Com a passagem do tempo, a referida estrutura rapidamente caiu numa situação de negligência e descuido, no que à sua manutenção diz respeito, e chegou aos dias de hoje numa situação lamentável, incapaz de prestar serventia para o objetivo com que foi concebida ou, até, para qualquer outro que se lhe quisesse adequar.

 

Incapaz, ao que consta, de recuperar o edifício, a autarquia delegou em privados para o fazerem a troco do naming do edifício. O nome de Rosa Mota ainda lá está, bem entendido, mas em letras tão minúsculas, sobretudo se comparadas com as garrafais “Super Bock Arena”, que mal se distinguem. Rosa Mota não gostou do quadro, principalmente por lhe terem proposto a coisa ao contrário, com maquete e tudo, ou seja, “Pavilhão Rosa Mota” em letras garrafais e “Super Bock Arena” em letras pequenas. Como direi? É mais que um desrespeito: é uma baixeza, é uma canalhice. Se eu fosse a Rosa Mota, exigiria que retirassem o meu nome do pavilhão. Era só isso. A dignidade das pessoas vale mais do que qualquer coisa, não tem preço.

 

Este caso mostra como os tempos mudam e como as massas perdem a sua memória histórica. Não existe isso de memória de um povo. Isso é coisa de livro de história e livros ninguém lê. E como não há app para isso, as novas gerações nem conhecem a Rosa Mota ao passo que da Super Bock são incondicionais fãs. No meio de todo este processo, acho estranho que a segunda maior autarquia do país não disponha de meios para manter ou recuperar as suas estruturas essenciais e acho que mais gente devia de achar isto estranho.

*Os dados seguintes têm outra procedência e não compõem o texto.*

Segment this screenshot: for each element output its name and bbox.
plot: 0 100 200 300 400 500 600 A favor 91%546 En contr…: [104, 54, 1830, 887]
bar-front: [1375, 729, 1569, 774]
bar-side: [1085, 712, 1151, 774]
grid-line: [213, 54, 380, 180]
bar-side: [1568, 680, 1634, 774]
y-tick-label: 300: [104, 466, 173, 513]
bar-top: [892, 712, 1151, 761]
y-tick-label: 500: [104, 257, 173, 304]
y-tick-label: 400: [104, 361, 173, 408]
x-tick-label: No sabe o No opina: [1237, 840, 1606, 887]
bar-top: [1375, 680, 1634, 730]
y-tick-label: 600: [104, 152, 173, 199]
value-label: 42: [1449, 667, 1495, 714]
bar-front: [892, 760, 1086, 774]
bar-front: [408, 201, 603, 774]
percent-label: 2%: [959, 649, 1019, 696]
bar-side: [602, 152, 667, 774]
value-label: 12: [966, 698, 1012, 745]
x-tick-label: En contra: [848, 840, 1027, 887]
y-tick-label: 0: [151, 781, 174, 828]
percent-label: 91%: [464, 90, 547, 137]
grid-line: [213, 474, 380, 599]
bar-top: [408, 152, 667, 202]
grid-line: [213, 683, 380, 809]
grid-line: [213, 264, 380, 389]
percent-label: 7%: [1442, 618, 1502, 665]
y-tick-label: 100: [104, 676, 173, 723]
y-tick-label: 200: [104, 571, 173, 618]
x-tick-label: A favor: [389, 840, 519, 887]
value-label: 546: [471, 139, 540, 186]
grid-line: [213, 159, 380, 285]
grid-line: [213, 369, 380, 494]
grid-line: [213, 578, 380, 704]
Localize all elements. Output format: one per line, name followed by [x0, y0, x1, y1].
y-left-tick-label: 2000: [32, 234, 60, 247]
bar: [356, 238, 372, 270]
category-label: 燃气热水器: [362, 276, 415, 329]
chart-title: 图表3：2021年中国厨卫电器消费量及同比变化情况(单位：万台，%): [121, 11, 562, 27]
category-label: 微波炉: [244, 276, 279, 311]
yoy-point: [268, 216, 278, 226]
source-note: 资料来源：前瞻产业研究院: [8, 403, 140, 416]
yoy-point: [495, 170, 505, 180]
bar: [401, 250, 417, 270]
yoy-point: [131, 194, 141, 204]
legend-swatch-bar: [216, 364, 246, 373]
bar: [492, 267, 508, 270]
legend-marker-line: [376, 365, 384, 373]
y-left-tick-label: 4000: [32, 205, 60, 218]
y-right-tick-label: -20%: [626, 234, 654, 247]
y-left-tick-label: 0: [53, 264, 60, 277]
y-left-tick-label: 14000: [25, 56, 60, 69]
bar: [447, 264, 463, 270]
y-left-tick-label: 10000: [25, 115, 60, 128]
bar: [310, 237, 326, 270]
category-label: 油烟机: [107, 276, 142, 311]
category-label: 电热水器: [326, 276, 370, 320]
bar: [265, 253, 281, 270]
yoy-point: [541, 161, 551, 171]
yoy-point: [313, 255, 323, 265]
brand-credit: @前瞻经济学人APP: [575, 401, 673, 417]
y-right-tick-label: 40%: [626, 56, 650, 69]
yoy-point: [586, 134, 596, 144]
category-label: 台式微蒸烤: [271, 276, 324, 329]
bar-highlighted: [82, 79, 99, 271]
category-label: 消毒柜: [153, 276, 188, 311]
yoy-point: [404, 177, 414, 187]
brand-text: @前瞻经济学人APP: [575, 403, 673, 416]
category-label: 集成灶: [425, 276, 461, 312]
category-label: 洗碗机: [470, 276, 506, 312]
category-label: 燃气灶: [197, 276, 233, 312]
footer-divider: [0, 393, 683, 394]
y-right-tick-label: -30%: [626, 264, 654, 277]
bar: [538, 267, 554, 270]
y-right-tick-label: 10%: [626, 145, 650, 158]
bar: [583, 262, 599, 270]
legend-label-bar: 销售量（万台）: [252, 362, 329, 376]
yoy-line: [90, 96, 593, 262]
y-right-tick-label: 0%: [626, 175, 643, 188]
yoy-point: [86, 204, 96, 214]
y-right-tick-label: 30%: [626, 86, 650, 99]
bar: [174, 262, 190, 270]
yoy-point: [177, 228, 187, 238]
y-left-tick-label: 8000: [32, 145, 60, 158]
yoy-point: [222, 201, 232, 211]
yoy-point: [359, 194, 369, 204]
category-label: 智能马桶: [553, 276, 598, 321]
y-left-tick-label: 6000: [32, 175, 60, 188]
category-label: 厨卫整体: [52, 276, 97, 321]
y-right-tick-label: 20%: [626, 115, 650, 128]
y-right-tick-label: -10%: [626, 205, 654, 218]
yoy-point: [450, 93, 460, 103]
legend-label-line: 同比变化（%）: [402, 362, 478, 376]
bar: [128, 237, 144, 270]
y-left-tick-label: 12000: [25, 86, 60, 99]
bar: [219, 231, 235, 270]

Acho também que esta é mais uma parceria público-privada da qual conheceremos o verdadeiro alcance daqui a alguns anos, não agora. Guardarei este pensamento na gaveta para quando for útil. E acho que o caráter das pessoas é daquelas coisas que não vale a pena falar muito, não vale a pena a indignação e a fúria. Basta-nos sentar e esperar. O que é desprezível, abjeto e ignóbil acaba sempre por se revelar aos olhos de todos.